Real gross domestic product of the U.S. economy grew at an annual rate of
only 1.3% in the first quarter of 2007, the slowest pace in four years. On
a year-to-year basis, real GDP increased 2.1% in the first quarter, the smallest
gain since the second quarter of 2003. The U.S. economy is essentially stalling
out with the downside risks of economic growth today being larger than at the
March FOMC meeting.
Chart 1

At the same time, core inflation is not entirely contained, which is typical
late in the economic cycle inasmuch as inflation is a lagging indicator. The
personal consumption expenditure price index excluding food and energy advanced
2.24% on a year-to-year basis in the first quarter, which is a small pickup
in core inflation after a deceleration in the fourth quarter (2.19% in Q4 vs.
3.7% in Q3). On a monthly basis, we expect the year-over-year rate of
increase in the core PCE price index to moderate with next week's release of
the March data. According to the Bureau of Economic Analysis, a part of the
increase in the price index was from a pay hike of federal civilian and military
personnel, which is treated as an increase in the price of employee services
purchased by the government. Excluding the impact of this event, the gain in
the core price index was most likely less troubling. Moreover, the absence
of a similar increase in the next quarter will work to hold down the advance
of the core price index.
Chart 2

The downside risks to output growth are increasing. There is evidence that
the recession in housing is starting to metastasize to the consumer spending
sector. To wit, CPI-adjusted retail sales fell 0.5% month-to-month in March
and their growth slowed sharply in the first quarter vs. the fourth quarter
(1.9% vs. 11.1%). Moreover, officials from both GM and Ford have indicated
that April motor vehicle sales are coming in very weak due to problems in the
housing market. The FOMC surely is aware that inflation is a lagging indicator.

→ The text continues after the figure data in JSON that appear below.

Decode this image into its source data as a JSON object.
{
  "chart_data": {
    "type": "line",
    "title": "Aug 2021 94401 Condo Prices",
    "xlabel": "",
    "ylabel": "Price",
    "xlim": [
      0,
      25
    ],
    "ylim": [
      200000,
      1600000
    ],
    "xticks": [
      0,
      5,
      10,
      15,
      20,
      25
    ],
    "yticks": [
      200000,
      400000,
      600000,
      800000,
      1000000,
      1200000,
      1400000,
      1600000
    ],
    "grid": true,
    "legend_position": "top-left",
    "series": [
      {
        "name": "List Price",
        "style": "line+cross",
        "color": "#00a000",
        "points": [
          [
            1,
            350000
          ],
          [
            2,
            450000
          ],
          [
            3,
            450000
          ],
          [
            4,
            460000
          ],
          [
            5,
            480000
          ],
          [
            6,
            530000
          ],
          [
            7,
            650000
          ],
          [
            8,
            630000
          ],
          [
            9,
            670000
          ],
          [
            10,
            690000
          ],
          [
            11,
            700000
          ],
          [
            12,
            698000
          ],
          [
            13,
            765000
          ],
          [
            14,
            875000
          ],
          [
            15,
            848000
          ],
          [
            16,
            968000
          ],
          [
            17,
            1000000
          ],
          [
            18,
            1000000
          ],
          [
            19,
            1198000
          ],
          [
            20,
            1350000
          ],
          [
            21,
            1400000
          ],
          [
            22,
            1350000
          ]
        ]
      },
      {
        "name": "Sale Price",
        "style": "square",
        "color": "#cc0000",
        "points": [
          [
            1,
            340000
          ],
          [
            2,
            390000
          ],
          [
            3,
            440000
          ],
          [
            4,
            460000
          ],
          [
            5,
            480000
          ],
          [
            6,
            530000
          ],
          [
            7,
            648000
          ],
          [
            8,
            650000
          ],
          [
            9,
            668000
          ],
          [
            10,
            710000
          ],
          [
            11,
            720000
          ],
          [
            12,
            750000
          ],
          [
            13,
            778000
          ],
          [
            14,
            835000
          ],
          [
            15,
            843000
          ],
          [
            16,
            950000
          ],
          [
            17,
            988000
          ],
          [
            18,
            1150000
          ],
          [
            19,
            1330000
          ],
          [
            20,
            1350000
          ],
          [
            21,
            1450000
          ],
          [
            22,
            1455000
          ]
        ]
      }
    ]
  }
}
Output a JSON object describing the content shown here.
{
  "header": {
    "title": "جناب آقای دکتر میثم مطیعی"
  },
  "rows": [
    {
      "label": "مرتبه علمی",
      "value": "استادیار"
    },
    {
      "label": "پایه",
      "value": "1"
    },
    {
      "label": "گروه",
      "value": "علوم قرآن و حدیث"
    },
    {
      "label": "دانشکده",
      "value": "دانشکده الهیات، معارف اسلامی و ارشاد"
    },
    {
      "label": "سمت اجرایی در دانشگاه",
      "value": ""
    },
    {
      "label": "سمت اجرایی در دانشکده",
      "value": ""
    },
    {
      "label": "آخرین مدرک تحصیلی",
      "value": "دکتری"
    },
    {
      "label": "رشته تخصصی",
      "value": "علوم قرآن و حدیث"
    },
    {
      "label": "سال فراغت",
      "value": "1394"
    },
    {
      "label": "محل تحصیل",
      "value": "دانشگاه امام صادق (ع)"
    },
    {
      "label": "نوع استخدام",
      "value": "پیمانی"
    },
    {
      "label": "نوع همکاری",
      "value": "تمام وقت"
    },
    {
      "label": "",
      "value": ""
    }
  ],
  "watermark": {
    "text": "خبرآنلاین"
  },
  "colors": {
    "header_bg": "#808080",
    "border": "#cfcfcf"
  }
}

In addition, the FOMC is aware that the rising rent of shelter - both explicit
and implicit rents - has played an important role in driving up core consumer
inflation. But with today's release of yet another record-high vacancy rate
for potentially owner-occupied houses and condos, rent increases are likely
to moderate as condo flippers-turned-"investors" will be desperate to rent
their units. A weak April employment rate could be the catalyst for the FOMC
to drop its implicit tightening bias and "go neutral" at the May 9 meeting.
Regardless, we continue to expect the FOMC to begin cutting the fed funds rate
at the August 7 meeting.
In the first quarter, the 3.8% increase in consumer spending, a pathetic rebound
in equipment and software spending (1.9% increase vs. a 4.8% drop in 2006:Q4),
a 2.2% gain in outlays on structures and a 0.9% increase in government spending
provided the lift the real GDP. Partly offsetting these gains were declines
in residential investment expenditures (-17.0% vs. -19.8% in 2006:Q4) and exports
(-1.2%), a reduction in inventory accumulation ($14.8 billion vs. $22.4 billion),
and wider trade deficit. Real final sales slowed to 1.6% annualized growth
in the first quarter vs. 3.7% in the fourth quarter.
Going forward, we expect a modest rebound in real GDP growth to about a 2%
annual rate in the second quarter. A sharp narrowing in the trade deficit because
of strong export growth and a surge in national defense spending are the factors
we expect to be responsible for this rebound, offsetting weaker private domestic
spending. Without FOMC interest rate cuts commencing early in the second half
of this year, we would not expect real economic growth to accelerate meaningfully.